As I was leaving the museum, I got a text message from Rita saying that the gardens were fabulous and that I should come look. So I went around the back of the museum building, and realised what she meant, with many different styles of garden created in the area previously used by the workers as vegetable gardens. I started looking for Rita in one of the gardens, which was a ring of trees, sheltering a lush garden kept moist with a water mist system that actuated every time you entered. Within the circle are various seating places, giving the perfect hideaway on a hot day. It reminded me of the area that my daughter Emma is creating with partner John on their farm near Castelmaine in Victoria - food for thought! The panorama photo below is slightly misleading - the trees at far left and far right are only about 1m apart, at the entranceway to the garden.
I continued searching for Rita and finally found her in a modern garden featuring many mirrored pyramids, which gave unexpected views of other parts of the garden and of the old saltworks buildings in the background. Great place for faux-selfies.

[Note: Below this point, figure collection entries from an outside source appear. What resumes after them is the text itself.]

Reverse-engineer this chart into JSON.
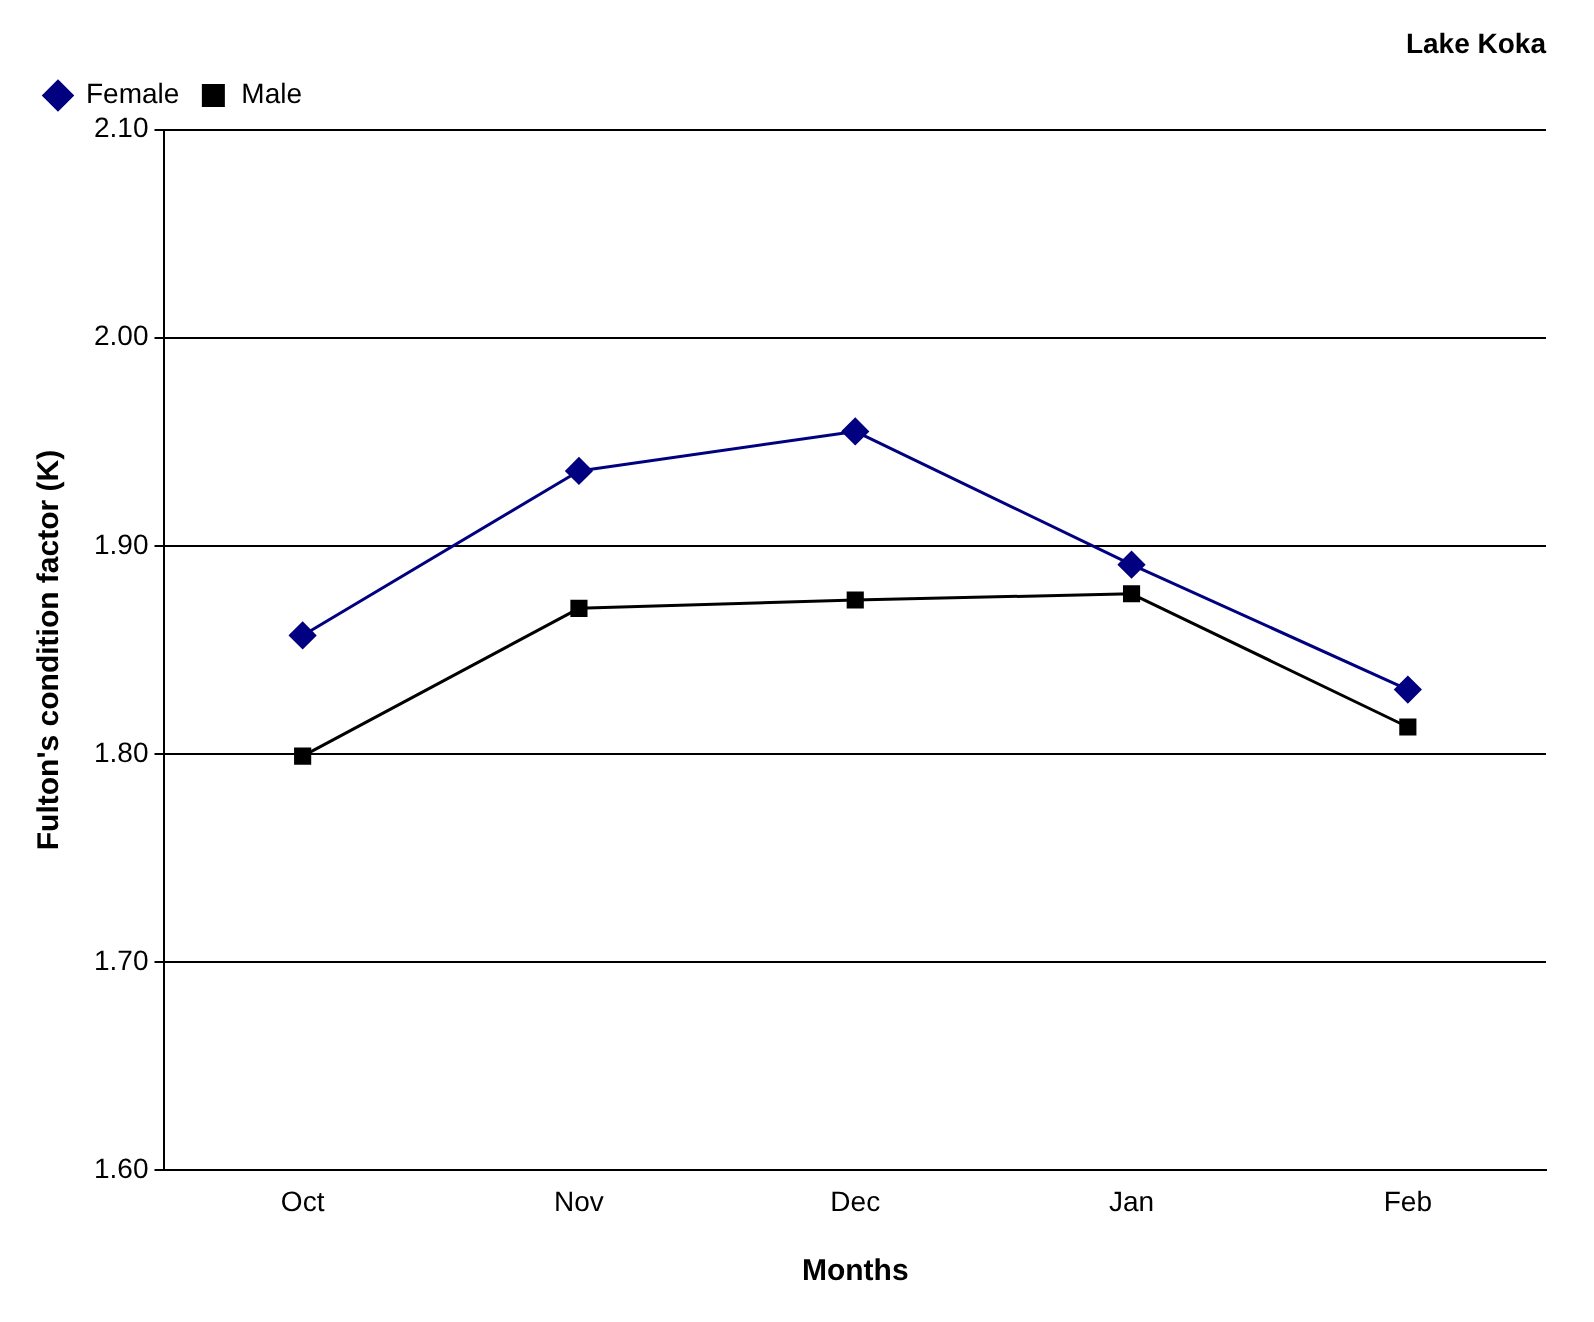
{
  "chart_data": {
    "type": "line",
    "title": "Lake Koka",
    "xlabel": "Months",
    "ylabel": "Fulton's condition factor (K)",
    "categories": [
      "Oct",
      "Nov",
      "Dec",
      "Jan",
      "Feb"
    ],
    "series": [
      {
        "name": "Female",
        "color": "#000080",
        "marker": "diamond",
        "values": [
          1.857,
          1.936,
          1.955,
          1.891,
          1.831
        ]
      },
      {
        "name": "Male",
        "color": "#000000",
        "marker": "square",
        "values": [
          1.799,
          1.87,
          1.874,
          1.877,
          1.813
        ]
      }
    ],
    "ylim": [
      1.6,
      2.1
    ],
    "yticks": [
      {
        "value": 1.6,
        "label": "1.60"
      },
      {
        "value": 1.7,
        "label": "1.70"
      },
      {
        "value": 1.8,
        "label": "1.80"
      },
      {
        "value": 1.9,
        "label": "1.90"
      },
      {
        "value": 2.0,
        "label": "2.00"
      },
      {
        "value": 2.1,
        "label": "2.10"
      }
    ],
    "grid": "y",
    "legend": "top",
    "line_style": "solid"
  }
}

Finally after several hours, we dragged ourselves away from Saline Royale at around 1900h, even though there was lots more to see, and started the drive back to SJDL. But by now we were getting hungry, and so we kept an eye out for any small country restaurants. And as luck would have it, we found one (Le Bouchon des Radeliers) as we drove through the town of Chamblay. We quickly pulled over and walked back, to find it empty, but with staff setting the tables for an evening's trade. We had cool drinks, entrees and dessert, and by the time we left just after 2100h, it was packed (and this was a Wednesday night). Very cute and folksy, with handwritten, but extensive, menus, and all good quality food. It even had a classic French waiter standing next to their long list of awards, and meringues with coffee (just for you, Flis). Highly recommended.
After 2200h, we arrived back in SJDL, tired but happy. One thing about the barge being immmobilised is that you get to see many other things (if you have a car available) that you might never have had time to see otherwise.